In den 1960er-Jahren kämpfte er gegen eine Annäherung zwischen Nordirland und der Republik Irland (Gespräche zwischen dem Regierungschef Nordirlands Terence O’Neill und dem irischen Politiker Seán Lemass). Er setzte sich gegen eine Gleichberechtigung der katholisch-irischen Nordiren ein. Seit seiner Jugend widersetzte er sich jeder Kooperation mit Katholiken als „Pakt mit dem Teufel“. Als das nordirische Parlament 1972 unter dem britischen Premierminister Edward Heath aufgelöst wurde, stellte Paisley sich dagegen. Auch das Abkommen von Sunningdale (ein dreiseitiges Abkommen zwischen der Republik Irland, dem Vereinigten Königreich und Nordirland) wollte Paisley verhindern. Der Plan war, einen Irischen Rat (englisch Council of Ireland) zu schaffen, der Regelungen für Irland und Nordirland hätte beschließen können. Die Organisatoren eines großen Streiks (englisch Ulster Worker’s Strike), bei dem die Wasser- und Stromversorgung getroffen wurde, beriefen sich auf ihn. Das Abkommen von Sunningdale kam nicht zustande.

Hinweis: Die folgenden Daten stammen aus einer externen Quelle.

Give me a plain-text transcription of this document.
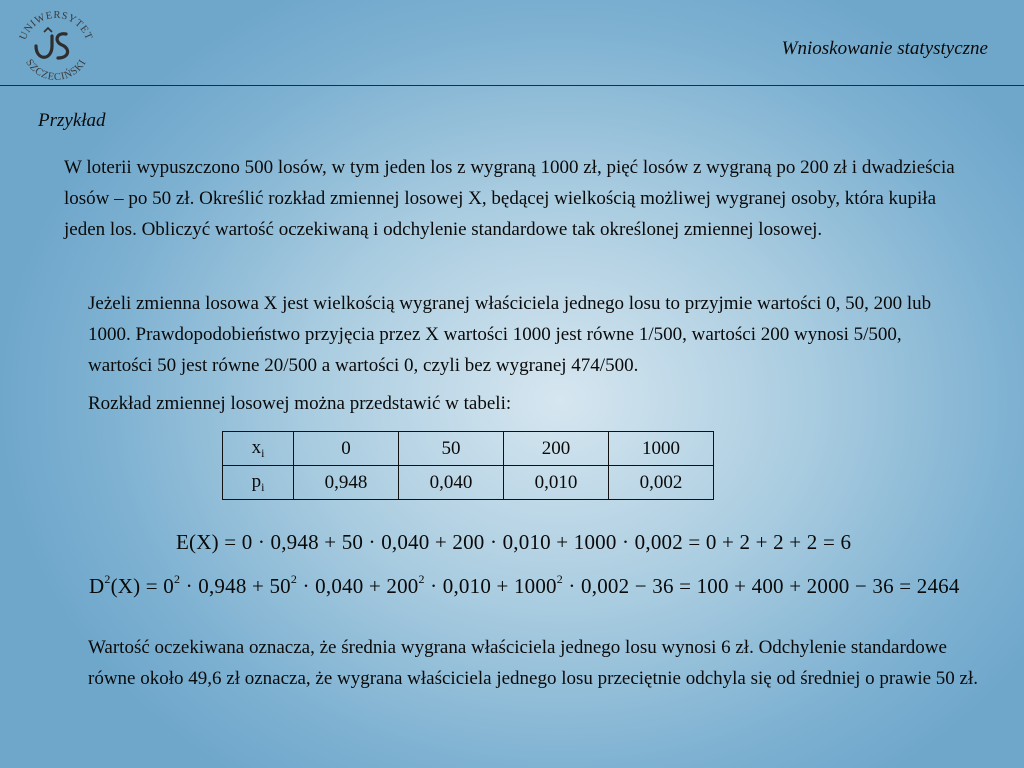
UNIWERSYTET
SZCZECIŃSKI
Wnioskowanie statystyczne
Przykład
W loterii wypuszczono 500 losów, w tym jeden los z wygraną 1000 zł, pięć losów z wygraną po 200 zł i dwadzieścia losów – po 50 zł. Określić rozkład zmiennej losowej X, będącej wielkością możliwej wygranej osoby, która kupiła jeden los. Obliczyć wartość oczekiwaną i odchylenie standardowe tak określonej zmiennej losowej.
Jeżeli zmienna losowa X jest wielkością wygranej właściciela jednego losu to przyjmie wartości 0, 50, 200 lub 1000. Prawdopodobieństwo przyjęcia przez X wartości 1000 jest równe 1/500, wartości 200 wynosi 5/500, wartości 50 jest równe 20/500 a wartości 0, czyli bez wygranej 474/500.
Rozkład zmiennej losowej można przedstawić w tabeli:
$x_i$	0	50	200	1000
$p_i$	0,948	0,040	0,010	0,002
E(X) = 0 · 0,948 + 50 · 0,040 + 200 · 0,010 + 1000 · 0,002 = 0 + 2 + 2 + 2 = 6
$D^2(X) = 0^2 \cdot 0,948 + 50^2 \cdot 0,040 + 200^2 \cdot 0,010 + 1000^2 \cdot 0,002 - 36 = 100 + 400 + 2000 - 36 = 2464$
Wartość oczekiwana oznacza, że średnia wygrana właściciela jednego losu wynosi 6 zł. Odchylenie standardowe równe około 49,6 zł oznacza, że wygrana właściciela jednego losu przeciętnie odchyla się od średniej o prawie 50 zł.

Nach Gründung der DUP wurde Paisley 1970 ins britische Unterhaus, ins Nordirische Parlament sowie 1979 ins Europäische Parlament gewählt. Er gehörte dem Europäischen Parlament 25 Jahre, dem Unterhaus 40 Jahre an. Unvergessen bleibt sein erster Auftritt im Europäischen Parlament am 17. Juli 1979, bei dem er sich polternd darüber beschwerte, dass der Union Jack vor dem Parlamentsgebäude auf dem Kopf stehend („upside down“) aufgezogen sei.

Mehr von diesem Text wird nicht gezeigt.